Thursday, November 04, 2010

Making Progress with my SNEEZING:

All my life, I've been prone to violent sneezes. Most of them occur when I go out in the sun. From what I've read, my nose nerves and eye nerves are too close together, so that bright light striking my face makes me sneeze.

About ten years ago, I decided that I needed a serious strategy to deal with these sneezes. I was afraid I would injure something: pull a muscle or even crack a rib. I'm talking about strong sneezes. My solution at that time was to learn to relax my body when I felt a sneeze coming on. And that worked for me until recently.

I'm older now, and last summer I decided I simply had to stop sneezing. Relaxing isn't enough anymore, the strongest sneezes scare me. But how to stop?

I typically feel a sneeze coming a second or two before it happens. And I seem to be at a point of no return. And to make matters worse, I'm, well, kind of addicted to these sneezes. Avoiding them was going to be a life-changing matter.

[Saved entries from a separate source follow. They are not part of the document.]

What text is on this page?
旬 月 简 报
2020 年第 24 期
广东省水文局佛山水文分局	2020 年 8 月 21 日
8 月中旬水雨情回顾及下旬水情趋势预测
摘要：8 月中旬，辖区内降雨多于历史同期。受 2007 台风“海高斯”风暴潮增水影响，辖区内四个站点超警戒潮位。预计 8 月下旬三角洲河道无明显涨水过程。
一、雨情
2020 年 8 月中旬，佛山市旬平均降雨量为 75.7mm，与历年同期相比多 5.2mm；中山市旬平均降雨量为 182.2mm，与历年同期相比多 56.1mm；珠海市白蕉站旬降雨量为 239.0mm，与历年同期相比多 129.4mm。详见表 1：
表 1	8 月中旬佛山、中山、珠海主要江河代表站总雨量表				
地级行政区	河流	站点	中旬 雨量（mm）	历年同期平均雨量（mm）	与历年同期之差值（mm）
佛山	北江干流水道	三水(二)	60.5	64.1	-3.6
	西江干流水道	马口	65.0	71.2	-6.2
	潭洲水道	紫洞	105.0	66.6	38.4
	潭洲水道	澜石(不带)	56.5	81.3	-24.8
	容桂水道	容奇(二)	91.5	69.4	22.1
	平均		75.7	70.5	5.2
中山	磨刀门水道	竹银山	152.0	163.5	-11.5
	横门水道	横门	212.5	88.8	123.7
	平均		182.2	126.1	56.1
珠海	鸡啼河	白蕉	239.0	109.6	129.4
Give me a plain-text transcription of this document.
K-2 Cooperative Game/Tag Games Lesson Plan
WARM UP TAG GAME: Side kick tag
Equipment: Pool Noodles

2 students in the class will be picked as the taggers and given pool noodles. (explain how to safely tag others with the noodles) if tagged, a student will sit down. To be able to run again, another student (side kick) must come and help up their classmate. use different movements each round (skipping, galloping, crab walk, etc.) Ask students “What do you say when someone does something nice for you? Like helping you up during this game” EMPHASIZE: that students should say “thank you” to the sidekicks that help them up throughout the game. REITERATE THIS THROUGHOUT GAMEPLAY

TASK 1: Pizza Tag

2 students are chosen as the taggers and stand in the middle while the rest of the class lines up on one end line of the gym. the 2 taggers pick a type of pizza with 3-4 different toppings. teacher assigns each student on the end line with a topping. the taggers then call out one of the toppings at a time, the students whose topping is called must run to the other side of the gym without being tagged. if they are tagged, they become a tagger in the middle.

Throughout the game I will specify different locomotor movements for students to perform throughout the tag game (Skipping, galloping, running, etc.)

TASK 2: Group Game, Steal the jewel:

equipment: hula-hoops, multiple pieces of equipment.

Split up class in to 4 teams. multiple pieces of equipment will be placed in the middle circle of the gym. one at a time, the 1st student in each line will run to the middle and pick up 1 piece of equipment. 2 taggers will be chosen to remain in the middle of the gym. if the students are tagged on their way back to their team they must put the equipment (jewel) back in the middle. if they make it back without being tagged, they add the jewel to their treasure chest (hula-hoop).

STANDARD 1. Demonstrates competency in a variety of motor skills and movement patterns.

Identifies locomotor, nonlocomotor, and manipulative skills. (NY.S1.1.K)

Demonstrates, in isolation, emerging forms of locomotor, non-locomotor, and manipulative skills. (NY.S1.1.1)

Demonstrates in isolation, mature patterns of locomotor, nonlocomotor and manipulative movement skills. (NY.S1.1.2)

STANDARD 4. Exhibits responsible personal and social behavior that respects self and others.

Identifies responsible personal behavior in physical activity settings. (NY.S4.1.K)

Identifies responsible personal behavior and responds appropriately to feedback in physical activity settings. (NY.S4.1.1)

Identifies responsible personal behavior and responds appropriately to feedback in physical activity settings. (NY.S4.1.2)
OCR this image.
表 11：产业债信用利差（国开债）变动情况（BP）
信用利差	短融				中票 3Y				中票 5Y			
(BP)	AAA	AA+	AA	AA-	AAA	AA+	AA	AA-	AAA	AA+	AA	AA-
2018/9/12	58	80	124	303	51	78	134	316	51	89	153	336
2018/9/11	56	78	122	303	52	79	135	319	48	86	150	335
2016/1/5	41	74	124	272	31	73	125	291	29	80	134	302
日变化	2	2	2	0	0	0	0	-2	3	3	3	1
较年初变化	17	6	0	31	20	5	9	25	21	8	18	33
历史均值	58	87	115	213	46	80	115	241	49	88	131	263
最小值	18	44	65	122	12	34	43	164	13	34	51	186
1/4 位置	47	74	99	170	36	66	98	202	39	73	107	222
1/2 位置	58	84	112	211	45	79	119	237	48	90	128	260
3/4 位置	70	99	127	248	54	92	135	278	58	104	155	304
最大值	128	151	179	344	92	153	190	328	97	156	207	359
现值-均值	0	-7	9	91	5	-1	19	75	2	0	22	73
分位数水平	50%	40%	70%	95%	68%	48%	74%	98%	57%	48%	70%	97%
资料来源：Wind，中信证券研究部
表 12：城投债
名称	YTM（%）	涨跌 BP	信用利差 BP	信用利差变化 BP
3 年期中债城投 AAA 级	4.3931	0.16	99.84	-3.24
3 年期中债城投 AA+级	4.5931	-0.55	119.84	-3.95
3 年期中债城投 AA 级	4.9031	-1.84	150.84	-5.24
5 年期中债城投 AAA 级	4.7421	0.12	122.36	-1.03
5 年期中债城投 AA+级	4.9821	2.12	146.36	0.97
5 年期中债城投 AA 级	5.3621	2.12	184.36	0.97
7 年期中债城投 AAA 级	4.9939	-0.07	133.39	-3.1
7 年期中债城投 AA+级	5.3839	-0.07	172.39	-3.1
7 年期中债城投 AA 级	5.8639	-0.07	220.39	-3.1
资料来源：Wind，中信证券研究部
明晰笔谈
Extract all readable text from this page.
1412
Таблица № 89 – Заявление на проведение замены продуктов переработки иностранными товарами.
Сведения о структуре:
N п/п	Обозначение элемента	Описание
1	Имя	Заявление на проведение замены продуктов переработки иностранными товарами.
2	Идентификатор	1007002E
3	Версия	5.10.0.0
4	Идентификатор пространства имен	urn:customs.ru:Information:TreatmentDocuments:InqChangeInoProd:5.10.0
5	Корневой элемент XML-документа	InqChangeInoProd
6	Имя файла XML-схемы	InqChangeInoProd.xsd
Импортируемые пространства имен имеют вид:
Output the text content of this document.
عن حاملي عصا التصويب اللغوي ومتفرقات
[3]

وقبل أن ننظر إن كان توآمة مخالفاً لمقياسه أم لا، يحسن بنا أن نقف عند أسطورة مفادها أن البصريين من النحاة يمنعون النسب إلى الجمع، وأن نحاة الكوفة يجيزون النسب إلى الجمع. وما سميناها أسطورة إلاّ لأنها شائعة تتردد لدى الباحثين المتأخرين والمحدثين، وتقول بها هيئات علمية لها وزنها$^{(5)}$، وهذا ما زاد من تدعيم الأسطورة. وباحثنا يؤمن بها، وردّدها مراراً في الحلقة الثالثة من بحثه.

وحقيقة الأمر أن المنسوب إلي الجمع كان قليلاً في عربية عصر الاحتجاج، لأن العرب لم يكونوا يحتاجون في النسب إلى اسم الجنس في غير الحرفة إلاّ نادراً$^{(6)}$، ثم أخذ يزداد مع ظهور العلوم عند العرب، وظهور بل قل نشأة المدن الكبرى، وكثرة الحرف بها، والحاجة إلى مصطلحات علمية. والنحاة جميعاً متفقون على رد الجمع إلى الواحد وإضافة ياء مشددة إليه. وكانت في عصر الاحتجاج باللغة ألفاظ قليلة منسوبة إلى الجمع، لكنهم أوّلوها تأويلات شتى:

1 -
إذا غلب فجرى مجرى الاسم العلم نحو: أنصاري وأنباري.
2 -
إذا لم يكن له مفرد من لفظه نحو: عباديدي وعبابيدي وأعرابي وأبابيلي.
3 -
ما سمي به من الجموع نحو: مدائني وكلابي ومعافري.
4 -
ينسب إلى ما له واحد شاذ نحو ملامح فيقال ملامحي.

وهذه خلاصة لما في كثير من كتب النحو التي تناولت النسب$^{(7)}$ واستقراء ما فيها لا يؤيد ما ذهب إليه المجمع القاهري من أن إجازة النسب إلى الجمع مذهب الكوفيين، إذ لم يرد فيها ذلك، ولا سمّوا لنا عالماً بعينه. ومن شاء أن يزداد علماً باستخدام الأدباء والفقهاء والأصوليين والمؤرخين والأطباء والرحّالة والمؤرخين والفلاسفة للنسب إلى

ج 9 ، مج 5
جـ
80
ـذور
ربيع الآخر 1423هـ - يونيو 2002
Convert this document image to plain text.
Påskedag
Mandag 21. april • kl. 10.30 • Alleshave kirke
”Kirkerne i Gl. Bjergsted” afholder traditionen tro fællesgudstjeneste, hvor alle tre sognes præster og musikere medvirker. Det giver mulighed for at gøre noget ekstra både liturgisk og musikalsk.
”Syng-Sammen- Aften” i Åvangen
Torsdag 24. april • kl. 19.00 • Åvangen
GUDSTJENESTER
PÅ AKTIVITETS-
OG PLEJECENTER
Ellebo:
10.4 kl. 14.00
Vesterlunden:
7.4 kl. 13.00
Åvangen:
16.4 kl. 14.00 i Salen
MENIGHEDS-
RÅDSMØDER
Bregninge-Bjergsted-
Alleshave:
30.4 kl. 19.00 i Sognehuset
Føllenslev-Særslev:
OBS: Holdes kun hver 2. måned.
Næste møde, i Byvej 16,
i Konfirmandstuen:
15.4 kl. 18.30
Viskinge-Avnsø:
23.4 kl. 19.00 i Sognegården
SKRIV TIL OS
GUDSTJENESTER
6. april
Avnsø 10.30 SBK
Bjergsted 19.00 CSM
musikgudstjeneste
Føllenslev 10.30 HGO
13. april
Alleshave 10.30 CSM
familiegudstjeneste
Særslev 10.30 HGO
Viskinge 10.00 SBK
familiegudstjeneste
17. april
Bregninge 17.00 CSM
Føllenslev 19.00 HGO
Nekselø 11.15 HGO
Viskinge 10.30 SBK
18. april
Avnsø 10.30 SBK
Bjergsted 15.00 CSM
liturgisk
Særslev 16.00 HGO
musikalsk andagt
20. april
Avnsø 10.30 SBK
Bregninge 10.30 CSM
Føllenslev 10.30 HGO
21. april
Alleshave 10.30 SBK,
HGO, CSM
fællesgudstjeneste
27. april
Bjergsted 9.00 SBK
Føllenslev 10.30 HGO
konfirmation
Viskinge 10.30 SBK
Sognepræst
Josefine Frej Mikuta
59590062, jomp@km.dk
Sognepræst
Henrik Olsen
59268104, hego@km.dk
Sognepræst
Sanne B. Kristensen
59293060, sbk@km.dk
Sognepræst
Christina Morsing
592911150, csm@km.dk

I started by trying to remember, every time I went out into the sun, that a sneeze might be coming. (When my daughter was very young, she used to remind me, hoping that I could head the sneeze off.) It was hell trying to remember, and sometimes the sneeze snuck up many minutes later, when I was unguarded.

Meanwhile, I was struggling with the big question: once I feel a sneeze coming on, how do I stop it? Occasionally I got a chance to experiment, and I found a way. If I noticed the signs of a sneeze at the earliest possible moment, I could stop it by – I'm not making this up – scrunching my eyes tight shut, pinching my nose and wiggling it. Those strange motions, all related to my understanding that my nose and eye nerves are 'crossed', did the trick.

Week after hopeless week went by while I rarely noticed the signs in time. But one day, I caught two sneezes and stopped them. Wanting to do better had begun to create positive results. By now, I notice almost all my sneezes in time to stop them, and I rarely sneeze. I hope my sinews and ribs are, at last, safe.